ʼn — Latin small letter n preceded by apostrophe

  • ʼnʼn is used as a single character in Latin Extended.
  • ʼnCopy ʼn for precise apostrophe-before-n typography.
  • ʼnThe symbol ʼn corresponds to U+0149.
  • ʼnWhen editing, replace ' apostrophe + n ' with ʼn where appropriate.
  • ʼnUse ʼn in headers to match the original spelling.

Variations

Technical codes

UnicodeU+0149
HTML Entityʼn
HTML Codeʼn
CSS\0149

FAQ

What does the Latin Small Letter N Preceded By Apostrophe letter mean?

ʼn is the Unicode character named “LATIN SMALL LETTER N PRECEDED BY APOSTROPHE” (U+0149). Visually, it combines an apostrophe with a lowercase “n” into one unit, which helps preserve correct typography when a writing system or style uses this specific punctuation placement. Instead of writing an apostrophe followed by “n” as separate characters, using ʼn keeps the symbol together, which can improve consistency in titles, quotes, and specialized text formatting. This is most useful in documents, fonts, and editorial work where precise character-by-character rendering matters.
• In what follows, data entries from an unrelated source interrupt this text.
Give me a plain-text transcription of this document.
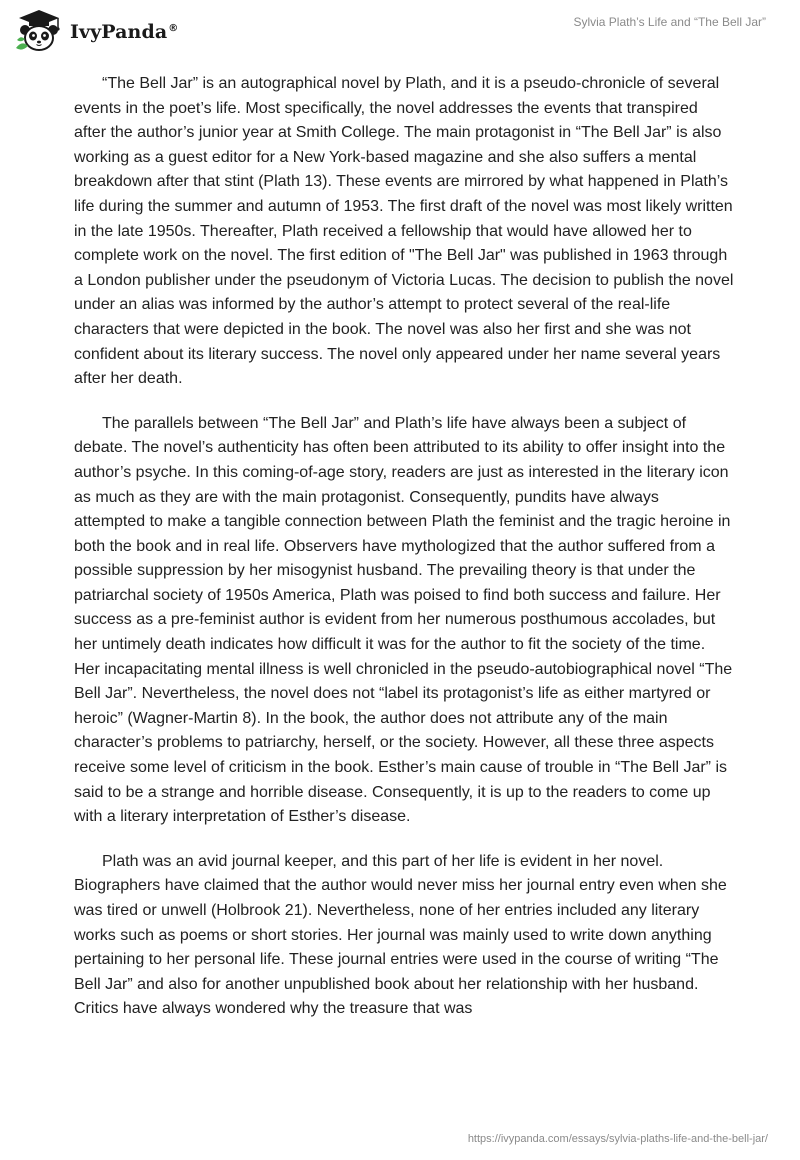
IvyPanda®	Sylvia Plath’s Life and “The Bell Jar”

“The Bell Jar” is an autographical novel by Plath, and it is a pseudo-chronicle of several events in the poet’s life. Most specifically, the novel addresses the events that transpired after the author’s junior year at Smith College. The main protagonist in “The Bell Jar” is also working as a guest editor for a New York-based magazine and she also suffers a mental breakdown after that stint (Plath 13). These events are mirrored by what happened in Plath’s life during the summer and autumn of 1953. The first draft of the novel was most likely written in the late 1950s. Thereafter, Plath received a fellowship that would have allowed her to complete work on the novel. The first edition of "The Bell Jar" was published in 1963 through a London publisher under the pseudonym of Victoria Lucas. The decision to publish the novel under an alias was informed by the author’s attempt to protect several of the real-life characters that were depicted in the book. The novel was also her first and she was not confident about its literary success. The novel only appeared under her name several years after her death.

The parallels between “The Bell Jar” and Plath’s life have always been a subject of debate. The novel’s authenticity has often been attributed to its ability to offer insight into the author’s psyche. In this coming-of-age story, readers are just as interested in the literary icon as much as they are with the main protagonist. Consequently, pundits have always attempted to make a tangible connection between Plath the feminist and the tragic heroine in both the book and in real life. Observers have mythologized that the author suffered from a possible suppression by her misogynist husband. The prevailing theory is that under the patriarchal society of 1950s America, Plath was poised to find both success and failure. Her success as a pre-feminist author is evident from her numerous posthumous accolades, but her untimely death indicates how difficult it was for the author to fit the society of the time. Her incapacitating mental illness is well chronicled in the pseudo-autobiographical novel “The Bell Jar”. Nevertheless, the novel does not “label its protagonist’s life as either martyred or heroic” (Wagner-Martin 8). In the book, the author does not attribute any of the main character’s problems to patriarchy, herself, or the society. However, all these three aspects receive some level of criticism in the book. Esther’s main cause of trouble in “The Bell Jar” is said to be a strange and horrible disease. Consequently, it is up to the readers to come up with a literary interpretation of Esther’s disease.

Plath was an avid journal keeper, and this part of her life is evident in her novel. Biographers have claimed that the author would never miss her journal entry even when she was tired or unwell (Holbrook 21). Nevertheless, none of her entries included any literary works such as poems or short stories. Her journal was mainly used to write down anything pertaining to her personal life. These journal entries were used in the course of writing “The Bell Jar” and also for another unpublished book about her relationship with her husband. Critics have always wondered why the treasure that was

https://ivypanda.com/essays/sylvia-plaths-life-and-the-bell-jar/
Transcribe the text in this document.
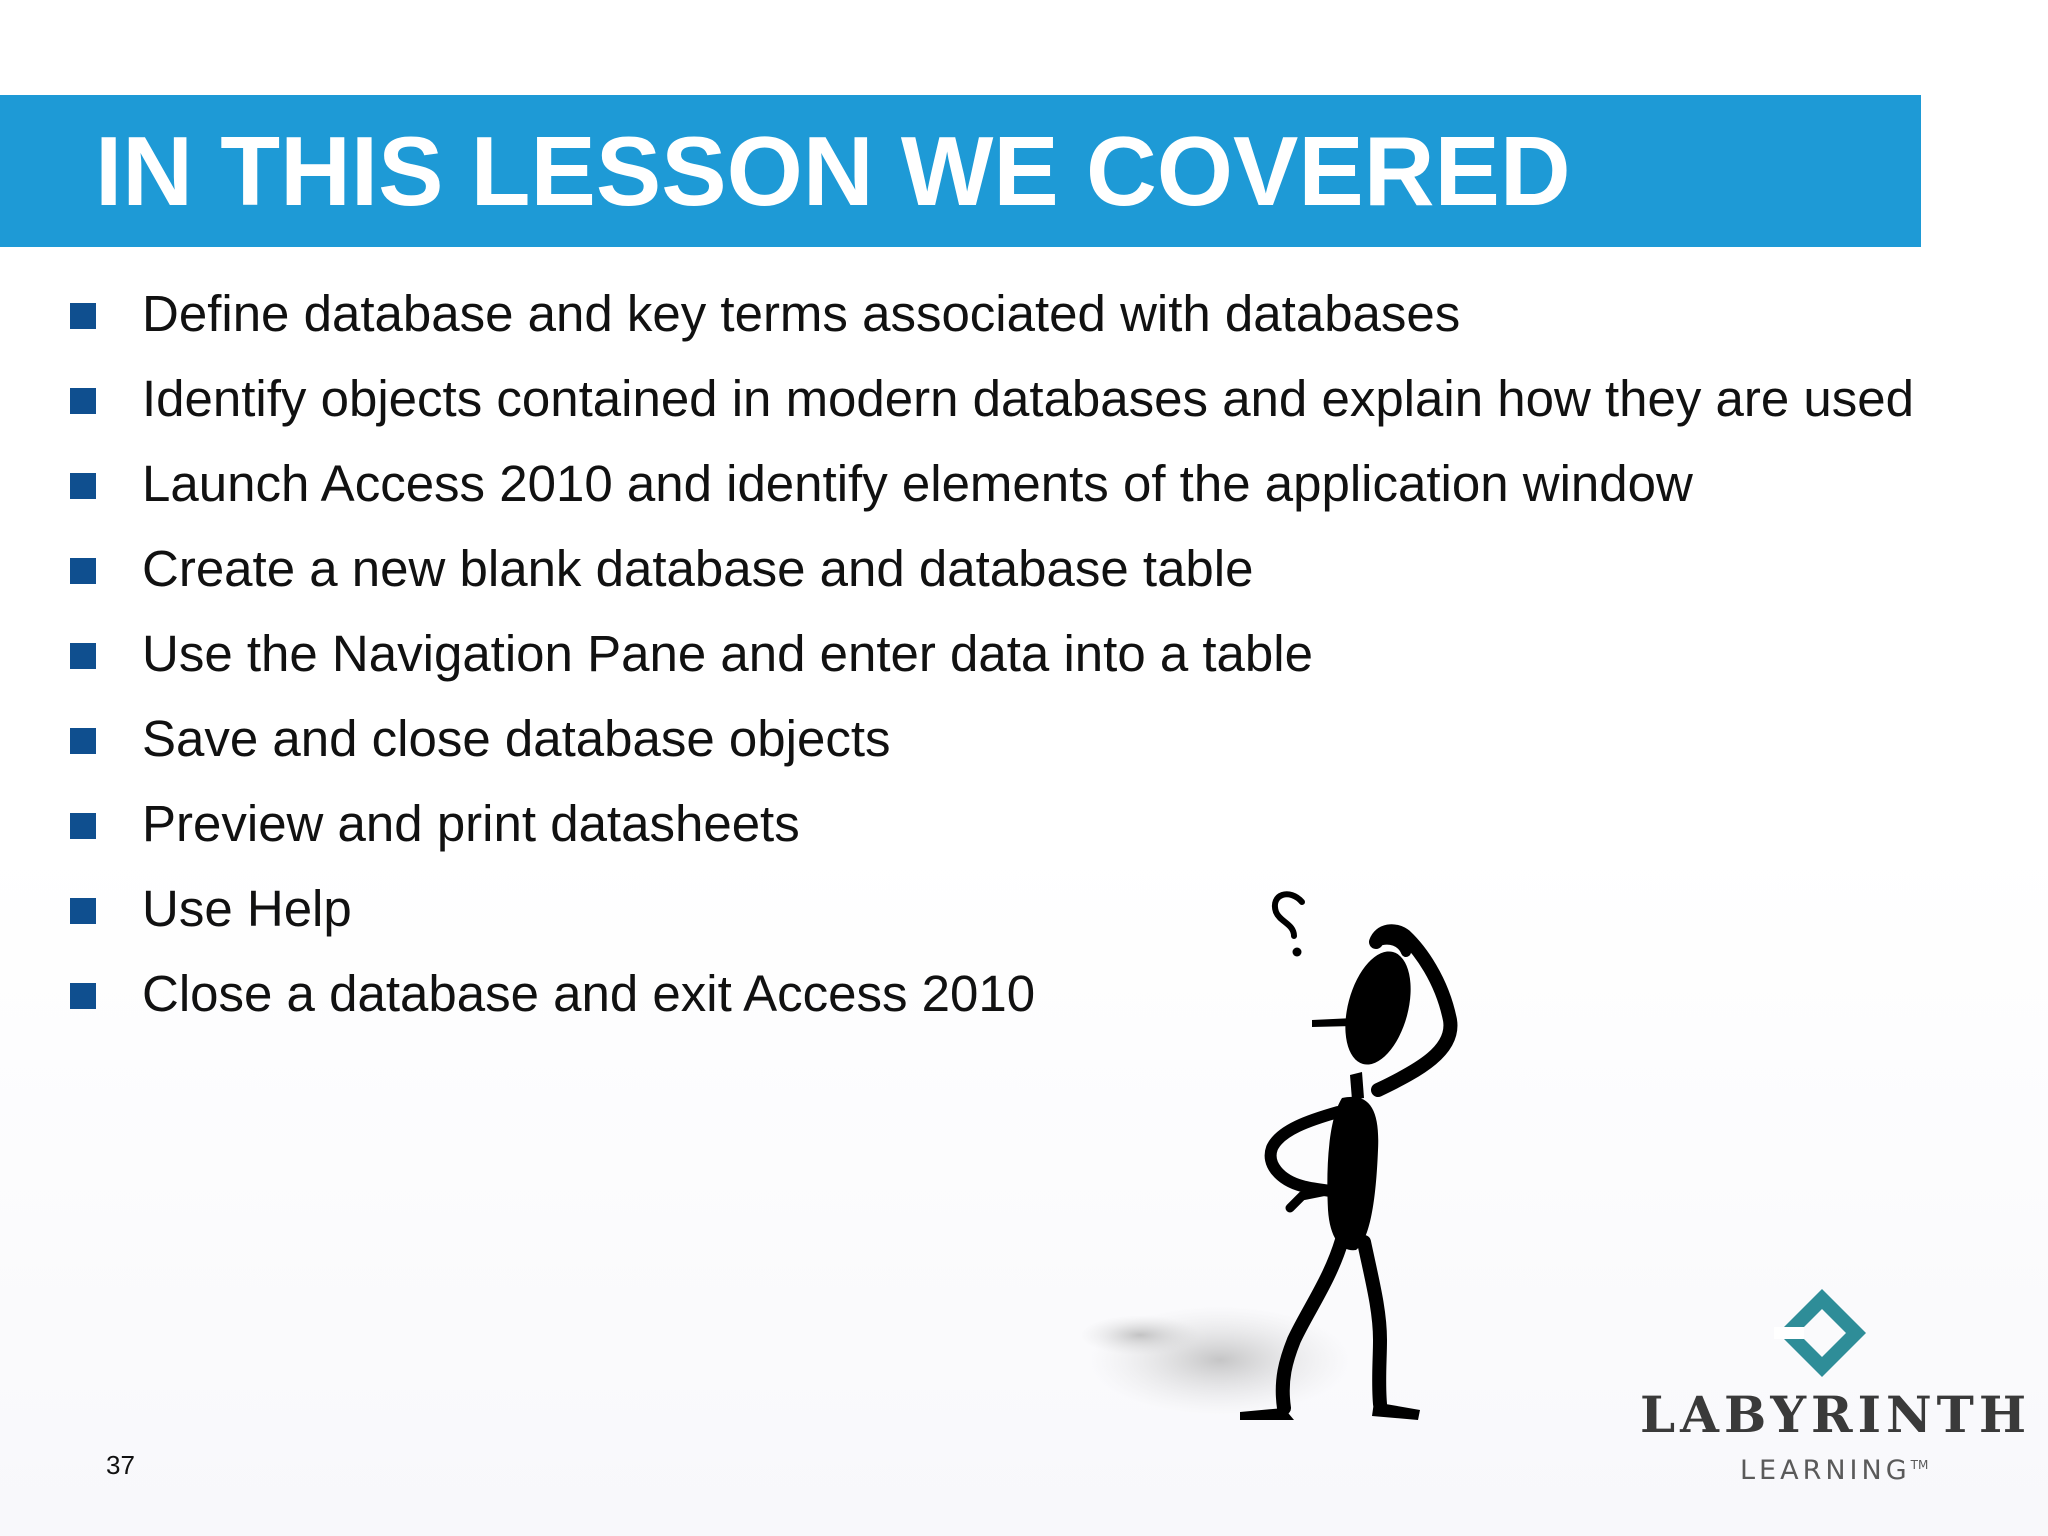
IN THIS LESSON WE COVERED
Define database and key terms associated with databases
Identify objects contained in modern databases and explain how they are used
Launch Access 2010 and identify elements of the application window
Create a new blank database and database table
Use the Navigation Pane and enter data into a table
Save and close database objects
Preview and print datasheets
Use Help
Close a database and exit Access 2010
LABYRINTH
LEARNING™
37
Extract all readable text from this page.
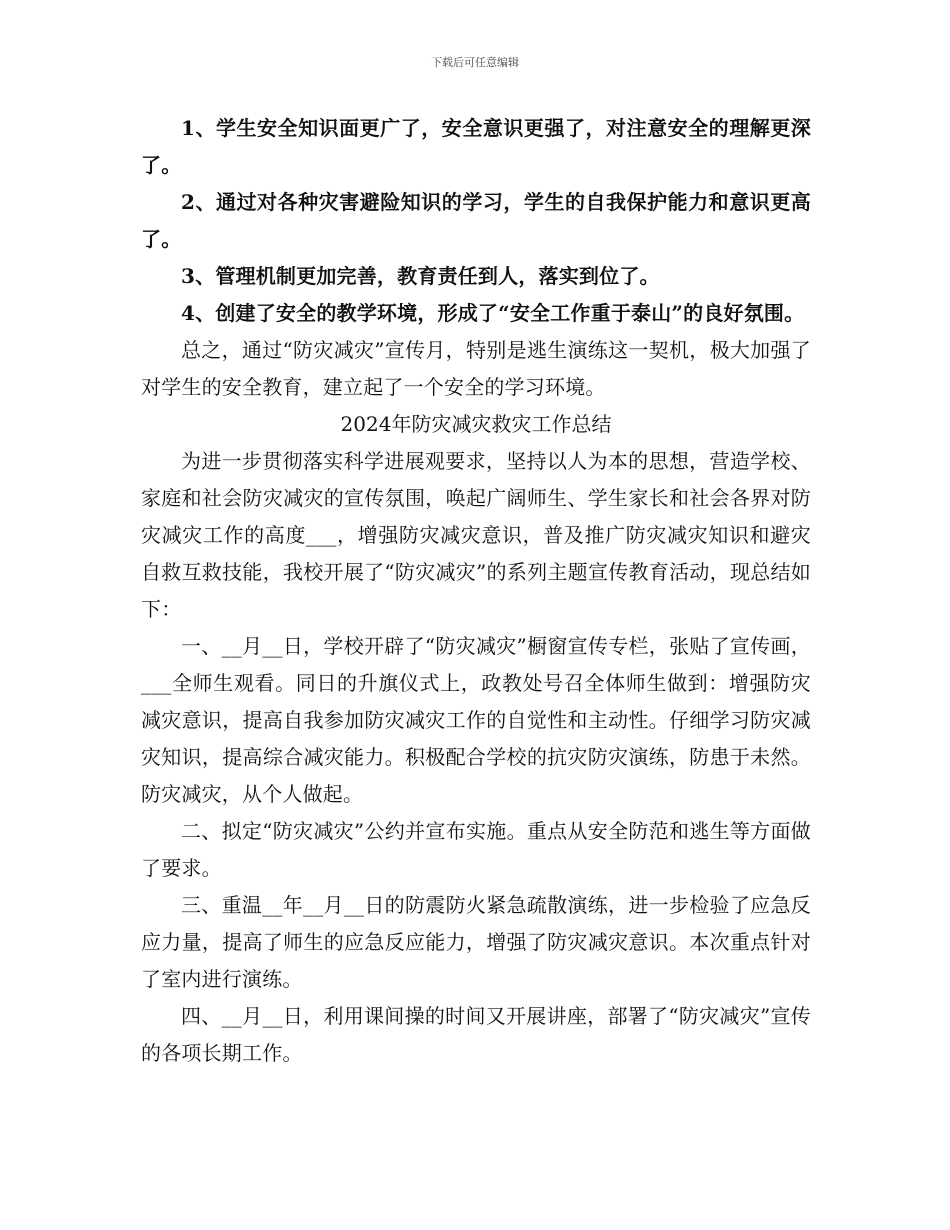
下载后可任意编辑

1、学生安全知识面更广了，安全意识更强了，对注意安全的理解更深了。

2、通过对各种灾害避险知识的学习，学生的自我保护能力和意识更高了。

3、管理机制更加完善，教育责任到人，落实到位了。

4、创建了安全的教学环境，形成了“安全工作重于泰山”的良好氛围。

总之，通过“防灾减灾”宣传月，特别是逃生演练这一契机，极大加强了对学生的安全教育，建立起了一个安全的学习环境。

2024年防灾减灾救灾工作总结

为进一步贯彻落实科学进展观要求，坚持以人为本的思想，营造学校、家庭和社会防灾减灾的宣传氛围，唤起广阔师生、学生家长和社会各界对防灾减灾工作的高度___，增强防灾减灾意识，普及推广防灾减灾知识和避灾自救互救技能，我校开展了“防灾减灾”的系列主题宣传教育活动，现总结如下：

一、__月__日，学校开辟了“防灾减灾”橱窗宣传专栏，张贴了宣传画，___全师生观看。同日的升旗仪式上，政教处号召全体师生做到：增强防灾减灾意识，提高自我参加防灾减灾工作的自觉性和主动性。仔细学习防灾减灾知识，提高综合减灾能力。积极配合学校的抗灾防灾演练，防患于未然。防灾减灾，从个人做起。

二、拟定“防灾减灾”公约并宣布实施。重点从安全防范和逃生等方面做了要求。

三、重温__年__月__日的防震防火紧急疏散演练，进一步检验了应急反应力量，提高了师生的应急反应能力，增强了防灾减灾意识。本次重点针对了室内进行演练。

四、__月__日，利用课间操的时间又开展讲座，部署了“防灾减灾”宣传的各项长期工作。
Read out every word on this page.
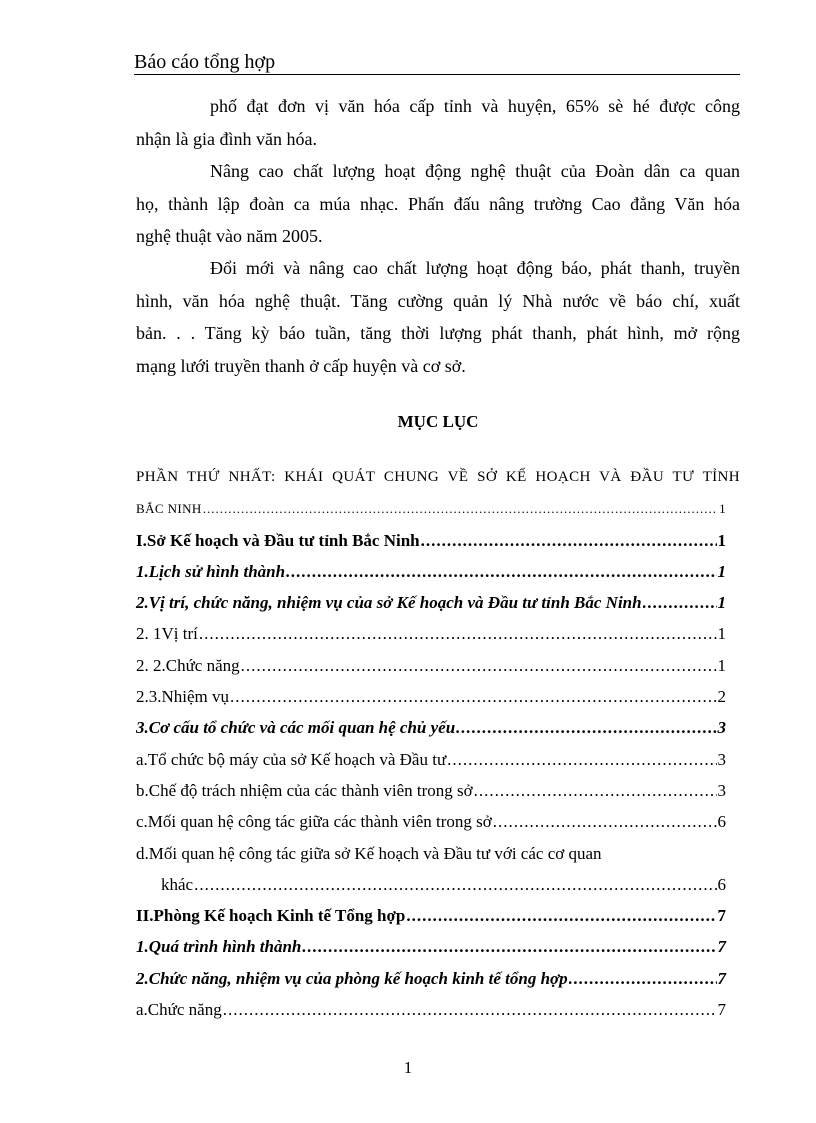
Báo cáo tổng hợp
phố đạt đơn vị văn hóa cấp tỉnh và huyện, 65% sè hé được công
nhận là gia đình văn hóa.
Nâng cao chất lượng hoạt động nghệ thuật của Đoàn dân ca quan
họ, thành lập đoàn ca múa nhạc. Phấn đấu nâng trường Cao đẳng Văn hóa
nghệ thuật vào năm 2005.
Đổi mới và nâng cao chất lượng hoạt động báo, phát thanh, truyền
hình, văn hóa nghệ thuật. Tăng cường quản lý Nhà nước về báo chí, xuất
bản. . . Tăng kỳ báo tuần, tăng thời lượng phát thanh, phát hình, mở rộng
mạng lưới truyền thanh ở cấp huyện và cơ sở.
MỤC LỤC
PHẦN THỨ NHẤT: KHÁI QUÁT CHUNG VỀ SỞ KẾ HOẠCH VÀ ĐẦU TƯ TỈNH
BẮC NINH .....	1
I.Sở Kế hoạch và Đầu tư tỉnh Bắc Ninh .....	1
1.Lịch sử hình thành .....	1
2.Vị trí, chức năng, nhiệm vụ của sở Kế hoạch và Đầu tư tỉnh Bắc Ninh .....	1
2. 1Vị trí .....	1
2. 2.Chức năng .....	1
2.3.Nhiệm vụ .....	2
3.Cơ cấu tổ chức và các mối quan hệ chủ yếu .....	3
a.Tổ chức bộ máy của sở Kế hoạch và Đầu tư .....	3
b.Chế độ trách nhiệm của các thành viên trong sở .....	3
c.Mối quan hệ công tác giữa các thành viên trong sở .....	6
d.Mối quan hệ công tác giữa sở Kế hoạch và Đầu tư với các cơ quan
khác .....	6
II.Phòng Kế hoạch Kinh tế Tổng hợp .....	7
1.Quá trình hình thành .....	7
2.Chức năng, nhiệm vụ của phòng kế hoạch kinh tế tổng hợp .....	7
a.Chức năng .....	7
1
Is ʼn the same as typing an apostrophe and then the letter n?

No. ʼn is a single Unicode character (U+0149). Typing an apostrophe plus “n” creates two separate characters, which can affect typography and text processing.

What is the Unicode code point for ʼn?

ʼn uses Unicode code point U+0149.

How can I insert ʼn in HTML?

You can use the HTML entity: ʼn

What escapes can I use in code?

In CSS use \\0149. In JavaScript use \\u{0149}.